Theories and inspirations aside, the sweater is mainly meant to be a warm, comfortable layer for days out exploring the beauty of the outside world. My model is a very discerning customer and it says quite a lot that the sweater even stayed on him long enough for these shots to be taken- if he really hated it, it would have been dragged off over his head without a thought for all those hours of loving mama-making. No, the grumpiness was down to the fact that it was far too hot for a sweater, as far as my little fashionista was concerned, and that the only bribe I had on me for this brief episode of cooperation was a rice-cake. A favourite snack, granted, but not really what counts as a 'treat'...

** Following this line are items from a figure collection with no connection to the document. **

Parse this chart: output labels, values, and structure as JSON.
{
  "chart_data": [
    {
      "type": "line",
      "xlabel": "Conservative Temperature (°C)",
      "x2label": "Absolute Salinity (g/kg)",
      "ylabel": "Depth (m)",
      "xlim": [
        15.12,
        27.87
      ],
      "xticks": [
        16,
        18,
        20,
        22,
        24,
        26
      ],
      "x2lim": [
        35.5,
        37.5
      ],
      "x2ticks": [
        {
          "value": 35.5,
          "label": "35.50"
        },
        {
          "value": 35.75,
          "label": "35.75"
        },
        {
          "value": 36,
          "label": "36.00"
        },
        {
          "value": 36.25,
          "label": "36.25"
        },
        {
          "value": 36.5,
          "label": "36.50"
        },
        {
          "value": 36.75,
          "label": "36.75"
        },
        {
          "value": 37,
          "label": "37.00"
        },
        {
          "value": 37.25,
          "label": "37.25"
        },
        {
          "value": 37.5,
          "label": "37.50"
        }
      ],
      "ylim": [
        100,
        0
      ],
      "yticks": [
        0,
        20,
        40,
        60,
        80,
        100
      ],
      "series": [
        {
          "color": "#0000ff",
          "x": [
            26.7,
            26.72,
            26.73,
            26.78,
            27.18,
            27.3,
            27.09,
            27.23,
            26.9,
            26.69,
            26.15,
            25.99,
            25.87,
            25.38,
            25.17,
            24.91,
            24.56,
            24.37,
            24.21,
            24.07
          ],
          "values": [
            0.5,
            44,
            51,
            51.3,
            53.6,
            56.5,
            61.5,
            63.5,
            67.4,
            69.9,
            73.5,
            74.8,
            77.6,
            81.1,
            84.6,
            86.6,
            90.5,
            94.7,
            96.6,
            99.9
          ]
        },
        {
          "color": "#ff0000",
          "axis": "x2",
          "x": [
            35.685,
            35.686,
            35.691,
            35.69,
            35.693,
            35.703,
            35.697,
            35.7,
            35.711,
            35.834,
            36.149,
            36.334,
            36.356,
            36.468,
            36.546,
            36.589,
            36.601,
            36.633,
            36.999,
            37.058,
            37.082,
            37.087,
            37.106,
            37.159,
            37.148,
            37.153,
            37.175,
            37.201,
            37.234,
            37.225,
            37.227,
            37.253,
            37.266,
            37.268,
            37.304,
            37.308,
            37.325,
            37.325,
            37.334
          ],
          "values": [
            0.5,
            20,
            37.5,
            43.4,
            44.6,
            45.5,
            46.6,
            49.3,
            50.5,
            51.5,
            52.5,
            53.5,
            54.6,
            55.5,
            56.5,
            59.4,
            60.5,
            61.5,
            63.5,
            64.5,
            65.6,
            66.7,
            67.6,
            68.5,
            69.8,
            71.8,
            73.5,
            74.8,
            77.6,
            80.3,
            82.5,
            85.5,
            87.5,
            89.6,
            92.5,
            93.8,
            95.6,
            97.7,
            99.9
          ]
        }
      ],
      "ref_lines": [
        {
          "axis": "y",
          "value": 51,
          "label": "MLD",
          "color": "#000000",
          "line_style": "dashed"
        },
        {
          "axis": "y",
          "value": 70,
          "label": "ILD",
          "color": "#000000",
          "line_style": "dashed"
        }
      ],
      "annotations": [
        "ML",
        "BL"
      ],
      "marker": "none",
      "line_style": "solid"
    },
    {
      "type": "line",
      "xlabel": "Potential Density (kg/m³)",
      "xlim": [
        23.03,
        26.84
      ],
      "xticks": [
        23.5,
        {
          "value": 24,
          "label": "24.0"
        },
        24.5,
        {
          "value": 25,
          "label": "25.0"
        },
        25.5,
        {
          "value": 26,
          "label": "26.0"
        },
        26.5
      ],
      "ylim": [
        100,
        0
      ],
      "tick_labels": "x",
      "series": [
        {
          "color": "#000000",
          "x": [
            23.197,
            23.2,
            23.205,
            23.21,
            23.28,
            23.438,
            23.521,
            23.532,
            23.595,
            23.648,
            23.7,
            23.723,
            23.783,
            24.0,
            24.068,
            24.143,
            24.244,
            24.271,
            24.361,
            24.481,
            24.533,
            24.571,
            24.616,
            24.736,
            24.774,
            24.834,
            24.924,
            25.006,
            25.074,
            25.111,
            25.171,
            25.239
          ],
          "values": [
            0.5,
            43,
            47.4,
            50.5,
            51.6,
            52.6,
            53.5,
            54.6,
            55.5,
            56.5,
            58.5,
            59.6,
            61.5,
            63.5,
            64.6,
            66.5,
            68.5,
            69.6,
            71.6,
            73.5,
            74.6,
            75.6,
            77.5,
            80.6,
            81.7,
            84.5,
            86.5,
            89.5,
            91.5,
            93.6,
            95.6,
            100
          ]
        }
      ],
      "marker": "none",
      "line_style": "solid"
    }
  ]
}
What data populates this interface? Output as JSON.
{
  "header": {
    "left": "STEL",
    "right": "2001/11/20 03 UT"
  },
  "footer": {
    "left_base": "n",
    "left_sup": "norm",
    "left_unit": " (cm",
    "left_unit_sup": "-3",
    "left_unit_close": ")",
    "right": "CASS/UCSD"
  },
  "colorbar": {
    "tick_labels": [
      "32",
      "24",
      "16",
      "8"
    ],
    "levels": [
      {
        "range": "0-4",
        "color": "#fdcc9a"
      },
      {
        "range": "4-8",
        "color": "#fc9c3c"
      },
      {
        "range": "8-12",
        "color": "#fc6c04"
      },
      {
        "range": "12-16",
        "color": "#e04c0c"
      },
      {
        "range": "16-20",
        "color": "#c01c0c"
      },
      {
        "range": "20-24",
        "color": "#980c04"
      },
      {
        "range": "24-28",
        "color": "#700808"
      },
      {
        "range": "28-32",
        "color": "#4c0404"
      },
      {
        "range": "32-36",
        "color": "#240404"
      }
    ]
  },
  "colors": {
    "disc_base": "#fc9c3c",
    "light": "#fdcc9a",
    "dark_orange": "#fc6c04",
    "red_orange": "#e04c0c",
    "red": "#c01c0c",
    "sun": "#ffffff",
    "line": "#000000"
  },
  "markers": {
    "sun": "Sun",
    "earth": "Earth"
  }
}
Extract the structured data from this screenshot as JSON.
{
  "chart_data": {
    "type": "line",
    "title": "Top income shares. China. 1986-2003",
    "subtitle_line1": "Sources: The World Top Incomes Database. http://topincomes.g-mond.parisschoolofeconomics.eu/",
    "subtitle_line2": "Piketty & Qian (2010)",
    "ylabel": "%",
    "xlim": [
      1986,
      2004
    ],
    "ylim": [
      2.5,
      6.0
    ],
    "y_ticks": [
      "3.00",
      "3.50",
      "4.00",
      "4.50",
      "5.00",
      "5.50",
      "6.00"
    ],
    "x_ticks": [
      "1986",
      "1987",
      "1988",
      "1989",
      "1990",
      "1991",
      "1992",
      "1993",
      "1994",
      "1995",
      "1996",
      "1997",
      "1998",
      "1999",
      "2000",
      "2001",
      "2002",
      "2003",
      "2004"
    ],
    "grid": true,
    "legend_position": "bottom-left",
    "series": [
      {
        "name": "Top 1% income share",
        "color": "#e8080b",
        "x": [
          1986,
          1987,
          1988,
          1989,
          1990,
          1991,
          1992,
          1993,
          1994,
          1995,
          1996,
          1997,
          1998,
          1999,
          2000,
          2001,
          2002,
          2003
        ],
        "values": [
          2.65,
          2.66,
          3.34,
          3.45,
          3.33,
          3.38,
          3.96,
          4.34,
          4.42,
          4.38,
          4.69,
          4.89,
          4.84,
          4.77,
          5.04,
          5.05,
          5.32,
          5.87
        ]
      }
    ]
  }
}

I only grabbed these pictures so that I could get on with getting this pattern tested, as all being well this is going to be an early venture into selling my designs. On that front, I've had some very exciting news recently regarding another project, but I'll have to wait to share it. In the meantime, I'm going to wait until the inevitable turning of the year and the cooler weather that might just make this reluctant wearer a little bit more appreciative.

Sunday, August 7, 2011

Sweet memories

If you grew up anywhere other than my home county of Kent you might think that a 'Gypsy Tart' was a rather politically incorrect insult. Obviously I'm far to much of a left-leaning, Guardian-reader type for that- in fact it's a ridiculously sugar loaded bit of nostalgia in the form of a pudding which apparently originated in 'the garden of England'.
I can't remember the exact circumstances that led up to me dredging up the memory - I think it was something to do with custard tarts- but I was determined to introduce my sweet-toothed Northerner of a husband to this pud. There are several recipes on the internet (just be careful to put recipe after 'Gypsy Tart' in the search engine, or I wouldn't like to predict the results!)
The one I used was based on this one, although as I was making a roast dinner at the same time I cheated and used a ready-made pastry case. Apart from that it's really just muscavado sugar and a tin of evaporated milk. The recipe says to hand whisk for 15 minutes so I used my new/old Kenwood Chef until the motor started to smell hot, proabably about 10 minutes. I ended up with far more filling than could fit into the case, which probably saved us a trip to the dentist, because this is a seriously sweet treat.